Place sexuality inside a framework

It seems that adults need to place sexuality inside a framework, which is broader than just behaviour (what they are up to?) and physiology (plumbing?). The framework needs to include the notion of values (which includes choice) and relationships (how sexuality fits into relationships).
Sexuality framework:
Behaviour
Physiology
Values
Relationships
Talking with kids
Talking about sex requires some pretty nifty communication skills as sexuality becomes a very personal when adolescence arrives. There appears to be five traits shared by parents who are able to talk openly about sexual issues with their children and young people:
Parents give factual, truthful answers to children’s questions. This is always tricky but basically it means giving kids enough information when they ask for it to satisfy them at their age and stage of development.
Parents listen to children. Don’t shut them down or put them off when they ask curly questions. Take a deep breath and jump in with both feet.
Children are able to voice their opinions about sexual issues. It can be when kids express opinions that differ from ours. How we manage these differences is the key to open communication between parents and kids. Challenge them with facts but allow different view points to occur.
Parents don’t insist that children stick to rigid codes of behaviour. Another curly one! From experience those parents who operate from extremely rigid behavioural codes often experience a great deal of stress and inevitably their views fall on deaf ears. This is tricky if you have very strong moral views however it is best to work from the reality of what is occurring. Incidentally, children scan their parents for their views and if there is a skerrick of homophobia they are less likely to ‘come out’ than if they perceive tolerance and acceptance.

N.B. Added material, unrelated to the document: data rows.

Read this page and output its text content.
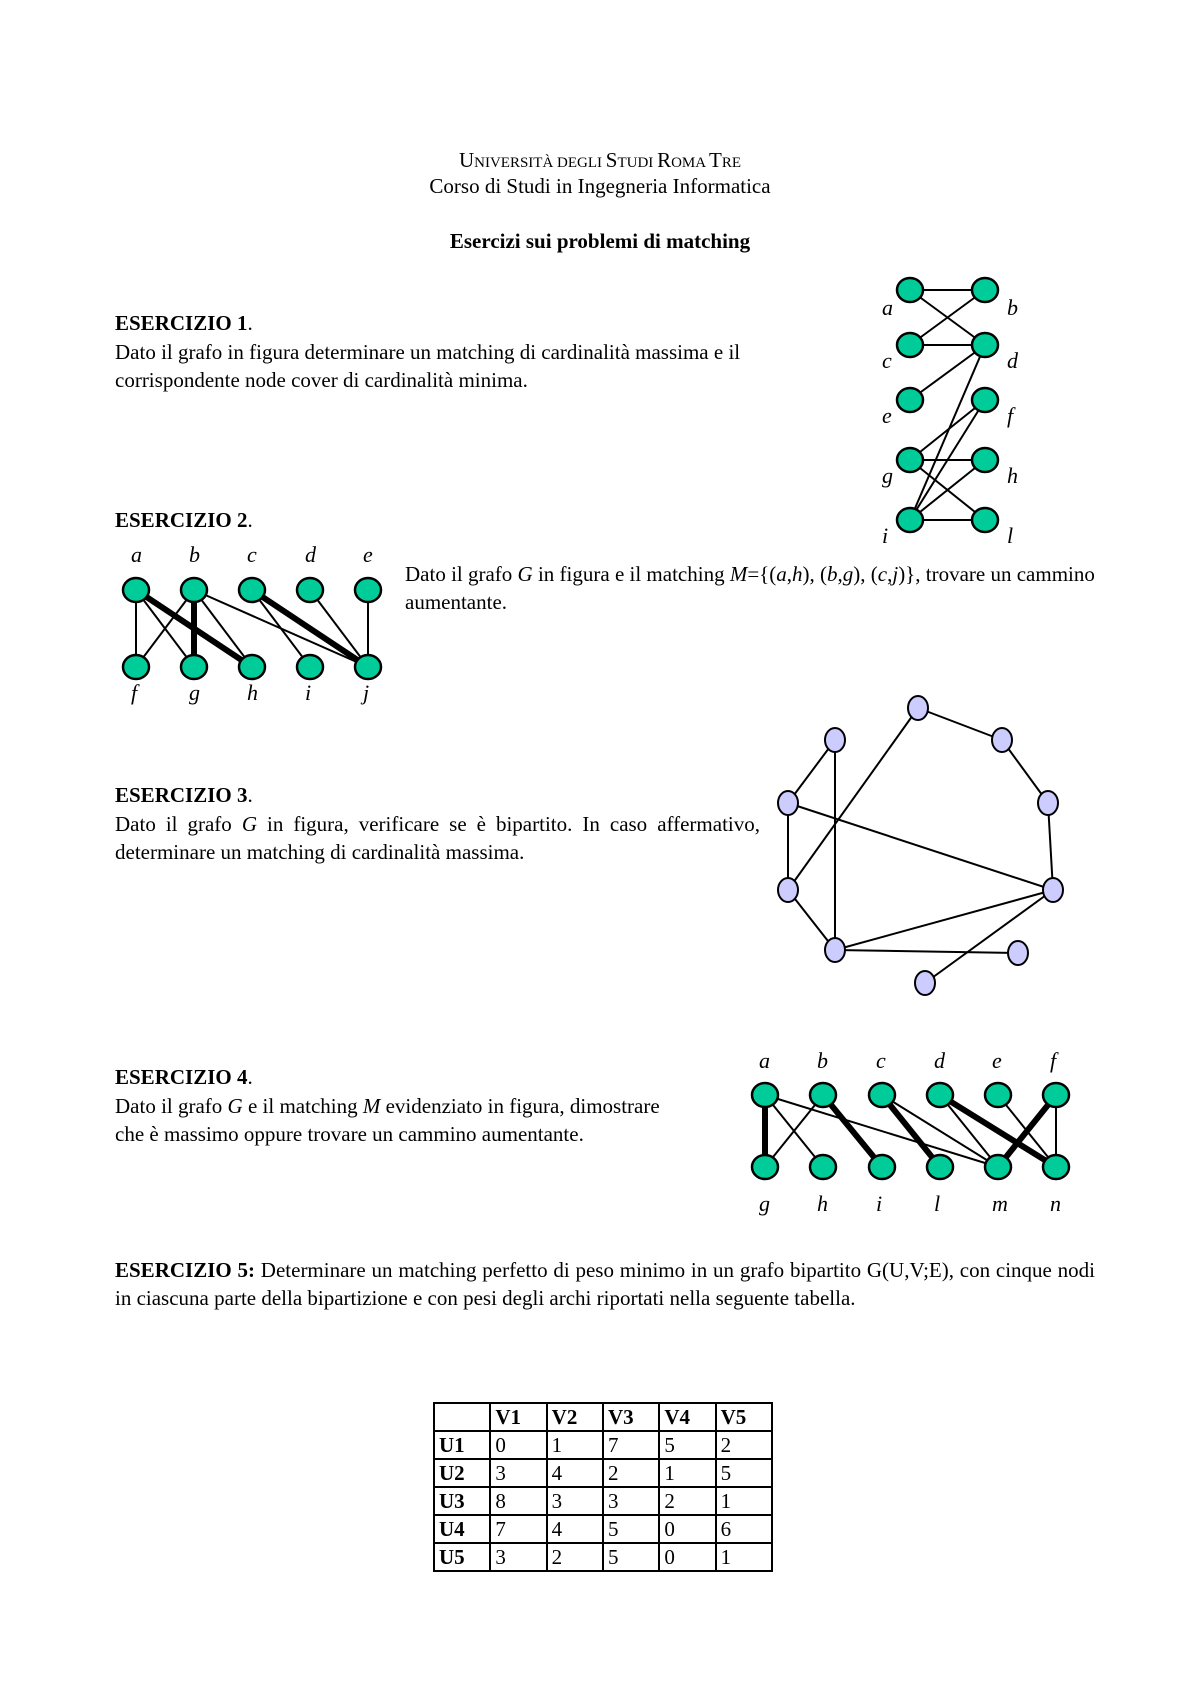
UNIVERSITÀ DEGLI STUDI ROMA TRE
Corso di Studi in Ingegneria Informatica
Esercizi sui problemi di matching
ESERCIZIO 1.
Dato il grafo in figura determinare un matching di cardinalità massima e il corrispondente node cover di cardinalità minima.
a	b
c	d
e	f
g	h
i	l
ESERCIZIO 2.
a b c d e
f g h i j
Dato il grafo G in figura e il matching M={(a,h), (b,g), (c,j)}, trovare un cammino aumentante.
ESERCIZIO 3.
Dato il grafo G in figura, verificare se è bipartito. In caso affermativo, determinare un matching di cardinalità massima.
ESERCIZIO 4.
Dato il grafo G e il matching M evidenziato in figura, dimostrare che è massimo oppure trovare un cammino aumentante.
a b c d e f
g h i l m n
ESERCIZIO 5: Determinare un matching perfetto di peso minimo in un grafo bipartito G(U,V;E), con cinque nodi in ciascuna parte della bipartizione e con pesi degli archi riportati nella seguente tabella.
	V1	V2	V3	V4	V5
U1	0	1	7	5	2
U2	3	4	2	1	5
U3	8	3	3	2	1
U4	7	4	5	0	6
U5	3	2	5	0	1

Parents use real life opportunities to engage children in discussions about sexuality. Once country kids had a head start in sex education as reproduction was part of life on the farm. This has changed a little due to media overexposure however the principal of treating sexuality as just ‘part of life’ is worth pursuing. To this end savvy parents make the most of the teachable moments all around them. Watching some stuff on TV can provide an opportunity to talk about sex. A relative falling pregnant, a gay friend coming out or an accidental visit to the wrong website can provide an entry into sticky subject areas.
Talking with kids about sex is at the hard end of the parenting spectrum. It obviously can’t be left up to schools and as Sauer’s research shows kids have no trouble satisfying their curiosity via the net. The net may teach them that sex is fun but they need to learn from someone that there is a little more to it!